The Cross Immortalizing God’s Love!

Sunday, September 14, 2025

Feast of the Exaltation of the Cross

Nm 21:4b-9; Phil 2:6-11; Jn 3:13-17

The Feast of the Exaltation of the Holy Cross inspires a reflection on the Holy Cross as immortalizing God’s love.

The feast typically commemorates three historical events: the discovery of the True Cross in 326 AD by Emperor Constantine’s mother, St. Helena, its initial exaltation for public veneration in the Church of the Holy Sepulchre in 335 AD, and the recovery of the Cross from the Persians in 628 AD.

Though we remember these historical events during the Feast of the Exaltation of the Holy Cross, the core of our celebration is not just the physical wood of the cross but rather the selfless love that Jesus proclaimed from it. The readings of the day help us in our reflection on Christ’s infinite love from the cross. 

The first reading describes the healing of the Israelites through the bronze serpent. When the Israelites proved ungrateful and rebellious in the wilderness, disregarding God’s miraculous acts to save them from Egyptian slavery, God punished them through serpents. However, when they repented for their sin, God commanded Moses to lift a bronze serpent on a pole so that anyone who looked upon it would be healed. While this is an Old Testament event, it has a significant connection with the New Testament, especially in the way it foreshadows the cross from which Christ brought humanity’s redemption. Hence, we realize that the Old Testament bronze serpent prefigured the cross of Christ, which brought healing from condemnation and judgement. Thus, we reflect on the cross as a symbol of Christ’s infinite love, and it gives us strength and healing whenever we turn to it in faith.

The second reading reflects on the cross from the viewpoint of Christ’s profound humility and obedience. Paul helps us understand Christ’s infinite love from his obedience to God’s will, which required that he renounce his divine status and empty himself in utter humility to embrace death – even death on a cross. It is because Christ humbled himself to die on the cross that God exalted him above all so that his sacrificial love calls for universal remembrance and celebration. While the cross helps our reflection on Christ’s self-giving love, we cannot overlook God’s solidaristic suffering with His Son for the redemption of the world. Thus, while the cross is the visible love of Christ, it also declares the invisible suffering of God, who was united with His Son’s suffering for the world’s redemption.
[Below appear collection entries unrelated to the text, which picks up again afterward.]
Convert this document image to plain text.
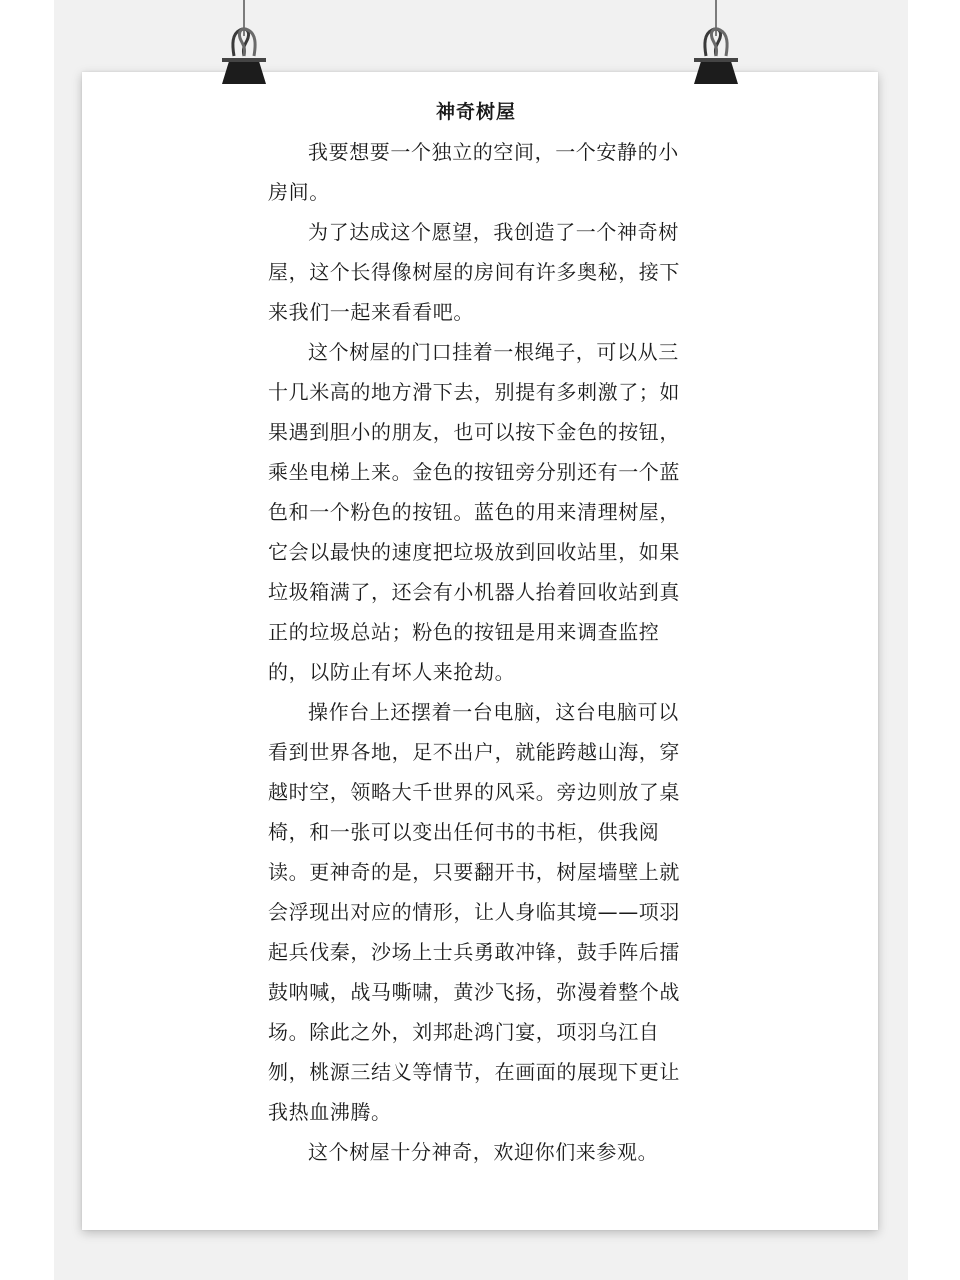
神奇树屋

我要想要一个独立的空间，一个安静的小房间。

为了达成这个愿望，我创造了一个神奇树屋，这个长得像树屋的房间有许多奥秘，接下来我们一起来看看吧。

这个树屋的门口挂着一根绳子，可以从三十几米高的地方滑下去，别提有多刺激了；如果遇到胆小的朋友，也可以按下金色的按钮，乘坐电梯上来。金色的按钮旁分别还有一个蓝色和一个粉色的按钮。蓝色的用来清理树屋，它会以最快的速度把垃圾放到回收站里，如果垃圾箱满了，还会有小机器人抬着回收站到真正的垃圾总站；粉色的按钮是用来调查监控的，以防止有坏人来抢劫。

操作台上还摆着一台电脑，这台电脑可以看到世界各地，足不出户，就能跨越山海，穿越时空，领略大千世界的风采。旁边则放了桌椅，和一张可以变出任何书的书柜，供我阅读。更神奇的是，只要翻开书，树屋墙壁上就会浮现出对应的情形，让人身临其境——项羽起兵伐秦，沙场上士兵勇敢冲锋，鼓手阵后擂鼓呐喊，战马嘶啸，黄沙飞扬，弥漫着整个战场。除此之外，刘邦赴鸿门宴，项羽乌江自刎，桃源三结义等情节，在画面的展现下更让我热血沸腾。

这个树屋十分神奇，欢迎你们来参观。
The Gospel text shows how Jesus, in his explanation to Nicodemus, connects his impending crucifixion to the Old Testament story of the bronze serpent. Jesus reveals to Nicodemus that just as Moses lifted up the serpent on a pole to heal those bitten by snakes, Jesus, lifted on the cross, would bring healing and eternal life to those who look upon him in faith. Thus, the passage also underscores the salvific plan of God for the world through Jesus’ crucifixion. The divine intention is to bring salvation to the world and not leave it to its condemnation. In addition to being the ultimate expression of God’s love, the exalted cross points to the fact that on it, God’s love has been made personal and eternal. It would be no exaggeration to say that through his cross, Jesus immortalized God’s love, and there is no death or defeat to it.

Thus, the feast of the Exaltation inspires a profound reflection on the mystery of God’s love and the concretization of it by Jesus on the cross. We cannot disregard the powerful insights that we derive from the cross.

1. The cross means death to self. Looking at the crucifix, we remember that without death to the self, selfless love would not be possible. Moreover, Jesus has shown from the cross that a life lived for others is the fullest life. A death in charity and service is never a defeat.

2. The cross means emptying oneself in selfless love for the other. Reflecting on the cross, we learn that we may even give without love, but we cannot love without giving. Jesus, who surrendered himself on the cross for others, teaches that it is better to give than to receive. 

3. The cross means pride and victory. How? Indeed, it was a Roman instrument of torture till criminals died on it. But with Jesus, the meaning of the crucifixion changed because Jesus died for love and in love. Jesus transformed the selfish individual pain into vicarious suffering for the other.

Since the cross symbolizes the selfless love of Christ, it cannot mean defeat, pain, or shame. This is why we are healed by the cross, nourished by its sacrifice, and transformed by its love. 

Let us pray that we may take shelter in the cross to be transformed by its meaning and message.